The term leverage refers to two elements. First, the mechanism to make a lot bigger than that for money, an investor has a real position. Second, the expected return on a derivative financial product or forward transaction compared to the return on underlying transactions only in the assets of these products or these futures.
The leverage associated with Forex is much higher than that offered in other financial markets, such as stock markets or commodity markets.
Currency volatility rarely exceeds the 1% per day threshold, which is seen in the currency market as a fairly significant move. Leverage enables significant changes to be made from relatively small market gains. Also, very often, currencies are traded by lot (the amount of a standard lot is 100,000 units of an account for a classic margin).
The use of leverage is almost essential to invest and make money in Forex. Transactions need to be significant enough to take advantage of price differences.
What is the leverage?
Forex brokers offer leverage in the form of prizes. It offers the ability to place a total of $100,000 with a deposit equal to $1,000 account. This is called leverage.

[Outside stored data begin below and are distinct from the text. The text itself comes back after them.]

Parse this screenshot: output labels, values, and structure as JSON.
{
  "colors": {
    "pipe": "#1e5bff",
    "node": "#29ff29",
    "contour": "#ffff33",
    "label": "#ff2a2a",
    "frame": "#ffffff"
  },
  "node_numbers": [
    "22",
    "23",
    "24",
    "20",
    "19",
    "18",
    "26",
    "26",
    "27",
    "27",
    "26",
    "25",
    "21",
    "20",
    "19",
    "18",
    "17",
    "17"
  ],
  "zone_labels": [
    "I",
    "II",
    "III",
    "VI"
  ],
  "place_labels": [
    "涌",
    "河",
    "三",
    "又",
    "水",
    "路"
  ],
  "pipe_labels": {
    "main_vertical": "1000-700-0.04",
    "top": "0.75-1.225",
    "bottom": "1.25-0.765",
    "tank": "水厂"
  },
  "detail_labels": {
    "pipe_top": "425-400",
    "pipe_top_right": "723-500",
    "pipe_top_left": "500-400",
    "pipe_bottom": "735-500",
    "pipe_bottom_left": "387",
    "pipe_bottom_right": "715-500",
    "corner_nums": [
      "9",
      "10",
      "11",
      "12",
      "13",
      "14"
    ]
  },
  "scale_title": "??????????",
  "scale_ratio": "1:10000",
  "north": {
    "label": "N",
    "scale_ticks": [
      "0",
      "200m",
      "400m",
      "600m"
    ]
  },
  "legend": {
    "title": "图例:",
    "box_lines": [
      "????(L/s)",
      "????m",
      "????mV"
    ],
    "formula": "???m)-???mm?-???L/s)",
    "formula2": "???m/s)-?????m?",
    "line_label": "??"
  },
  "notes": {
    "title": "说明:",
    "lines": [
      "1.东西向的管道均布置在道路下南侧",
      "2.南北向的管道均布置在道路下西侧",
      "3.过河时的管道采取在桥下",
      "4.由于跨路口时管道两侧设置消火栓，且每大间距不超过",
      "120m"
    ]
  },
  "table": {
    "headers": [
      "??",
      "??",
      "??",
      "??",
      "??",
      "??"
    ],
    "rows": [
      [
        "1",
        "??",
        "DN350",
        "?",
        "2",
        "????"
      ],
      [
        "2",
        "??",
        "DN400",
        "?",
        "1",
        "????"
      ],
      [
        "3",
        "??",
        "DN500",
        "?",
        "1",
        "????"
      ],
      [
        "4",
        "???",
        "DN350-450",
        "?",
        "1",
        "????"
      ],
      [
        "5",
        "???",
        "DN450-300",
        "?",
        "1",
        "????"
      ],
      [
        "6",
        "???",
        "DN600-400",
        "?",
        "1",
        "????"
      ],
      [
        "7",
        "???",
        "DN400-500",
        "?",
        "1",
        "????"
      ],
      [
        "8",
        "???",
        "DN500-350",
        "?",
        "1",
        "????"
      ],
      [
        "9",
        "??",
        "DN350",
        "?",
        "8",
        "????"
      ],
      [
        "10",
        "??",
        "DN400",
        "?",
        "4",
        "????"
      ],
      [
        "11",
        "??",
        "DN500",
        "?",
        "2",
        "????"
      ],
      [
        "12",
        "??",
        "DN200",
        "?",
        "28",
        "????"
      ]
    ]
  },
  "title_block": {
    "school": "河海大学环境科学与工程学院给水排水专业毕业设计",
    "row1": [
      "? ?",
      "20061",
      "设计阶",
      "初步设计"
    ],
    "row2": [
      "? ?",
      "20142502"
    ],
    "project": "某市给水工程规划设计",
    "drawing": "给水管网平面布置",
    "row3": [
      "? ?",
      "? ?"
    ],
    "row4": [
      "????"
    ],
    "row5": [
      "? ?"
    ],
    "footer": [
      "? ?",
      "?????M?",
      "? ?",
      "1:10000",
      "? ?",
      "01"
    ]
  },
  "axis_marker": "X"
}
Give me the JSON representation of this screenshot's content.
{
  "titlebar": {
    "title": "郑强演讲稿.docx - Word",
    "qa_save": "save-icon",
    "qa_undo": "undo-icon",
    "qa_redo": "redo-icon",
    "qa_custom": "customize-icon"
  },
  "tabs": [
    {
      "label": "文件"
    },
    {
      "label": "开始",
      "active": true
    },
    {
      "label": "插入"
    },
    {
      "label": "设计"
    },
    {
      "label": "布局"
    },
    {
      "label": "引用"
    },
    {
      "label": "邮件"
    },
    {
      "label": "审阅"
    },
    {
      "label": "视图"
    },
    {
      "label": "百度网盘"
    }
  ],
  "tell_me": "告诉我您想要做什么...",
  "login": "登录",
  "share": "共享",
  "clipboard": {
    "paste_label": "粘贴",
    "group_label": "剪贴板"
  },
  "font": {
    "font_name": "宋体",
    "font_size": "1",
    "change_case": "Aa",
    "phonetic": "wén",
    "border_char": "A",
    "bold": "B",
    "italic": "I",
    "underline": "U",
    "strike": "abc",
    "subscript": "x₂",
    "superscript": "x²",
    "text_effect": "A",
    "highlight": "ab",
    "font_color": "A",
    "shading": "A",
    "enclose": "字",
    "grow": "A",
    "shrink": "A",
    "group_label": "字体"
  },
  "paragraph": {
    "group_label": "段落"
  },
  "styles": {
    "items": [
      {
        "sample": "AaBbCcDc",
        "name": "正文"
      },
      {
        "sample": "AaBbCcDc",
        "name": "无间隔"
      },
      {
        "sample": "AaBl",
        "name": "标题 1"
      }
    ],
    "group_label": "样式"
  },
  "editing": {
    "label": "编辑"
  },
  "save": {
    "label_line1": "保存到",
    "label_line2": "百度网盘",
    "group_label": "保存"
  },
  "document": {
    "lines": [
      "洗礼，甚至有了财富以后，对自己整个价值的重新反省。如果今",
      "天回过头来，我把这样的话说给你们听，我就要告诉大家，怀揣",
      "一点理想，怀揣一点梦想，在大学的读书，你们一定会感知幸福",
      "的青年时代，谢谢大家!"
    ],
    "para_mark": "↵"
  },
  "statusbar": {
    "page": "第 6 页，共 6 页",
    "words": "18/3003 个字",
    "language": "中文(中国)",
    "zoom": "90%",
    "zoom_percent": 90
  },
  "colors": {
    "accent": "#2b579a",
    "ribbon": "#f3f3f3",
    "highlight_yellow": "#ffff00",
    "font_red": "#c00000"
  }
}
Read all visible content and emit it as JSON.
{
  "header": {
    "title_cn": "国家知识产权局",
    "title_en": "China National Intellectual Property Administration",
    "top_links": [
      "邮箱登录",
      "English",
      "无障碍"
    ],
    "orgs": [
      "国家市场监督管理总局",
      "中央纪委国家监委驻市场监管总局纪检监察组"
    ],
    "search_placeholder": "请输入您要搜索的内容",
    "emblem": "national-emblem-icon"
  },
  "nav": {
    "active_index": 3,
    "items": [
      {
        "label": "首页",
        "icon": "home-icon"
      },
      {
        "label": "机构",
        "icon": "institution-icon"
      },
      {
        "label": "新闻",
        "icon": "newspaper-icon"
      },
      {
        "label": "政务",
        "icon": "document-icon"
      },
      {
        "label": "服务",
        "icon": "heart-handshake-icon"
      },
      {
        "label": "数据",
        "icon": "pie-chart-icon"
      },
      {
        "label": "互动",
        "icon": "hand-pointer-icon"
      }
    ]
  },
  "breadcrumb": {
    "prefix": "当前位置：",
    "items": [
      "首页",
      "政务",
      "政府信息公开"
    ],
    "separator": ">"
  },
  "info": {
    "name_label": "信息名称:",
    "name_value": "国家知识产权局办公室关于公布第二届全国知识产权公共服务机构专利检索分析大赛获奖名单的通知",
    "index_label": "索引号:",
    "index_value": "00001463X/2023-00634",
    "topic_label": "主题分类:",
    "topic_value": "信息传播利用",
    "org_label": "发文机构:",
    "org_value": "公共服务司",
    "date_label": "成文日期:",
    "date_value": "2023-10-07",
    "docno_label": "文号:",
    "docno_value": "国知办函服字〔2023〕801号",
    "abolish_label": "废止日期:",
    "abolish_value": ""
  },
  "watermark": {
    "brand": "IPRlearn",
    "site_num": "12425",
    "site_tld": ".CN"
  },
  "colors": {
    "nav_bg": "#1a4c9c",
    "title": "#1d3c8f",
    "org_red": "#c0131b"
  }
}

Different levels of leverage are available from broker to broker. The effect of the allowed leverage can vary depending on the broker from 20 to 400 times the amount deposited in the investor’s account. Each investor has the opportunity to choose their leverage in terms of their risk aversion and search for returns.
In turn, the greater the leverage, the greater the importance of the risk involved.
In fact, every change in pip (currency trading point) in the opposite direction of the position taken by the investor will result in a loss far greater than the effect of leverage. If prices move to the detriment of the position taken by the investor, a significant loss of funds may occur. Leverage should be used with extreme caution and in a very reserved way.
An example of leverage
A client has 5050 euros in his open margin account with a broker. It has a leverage of 100. You bought five lots (each lot of 100000 means paying 1000 euros) for the EUR/USD rate of 1.3950. The margin used is 5000 euros.
If the market rolls in your favor and the exchange rate reaches 1.4050 (representing an increase of 100 points), your profit is $5000 (100 points x $10 per point X 5), an increase of 3558 euros (5000/1.4050). The yield is 70% compared to 5050 euros deposited in your account. Of course, the risk is in the event that the exchange rate moves against it. Therefore, if the exchange rate reaches 1.3850 (range 100 points down), it shows a loss of 3610 euros (100 points x $10 per point X 5/1.3850), the initial capital of the traders can suffer big losses. If the trader wants to sustain his position, he will definitely need to invest more funds.
To conclude, leverage is a very powerful tool and can help generate huge profits only and, if used wisely and, of course, sparingly. If used without a proper strategy and simply as a greed tool in an attempt to enrich yourself suddenly, the results can be really damaging.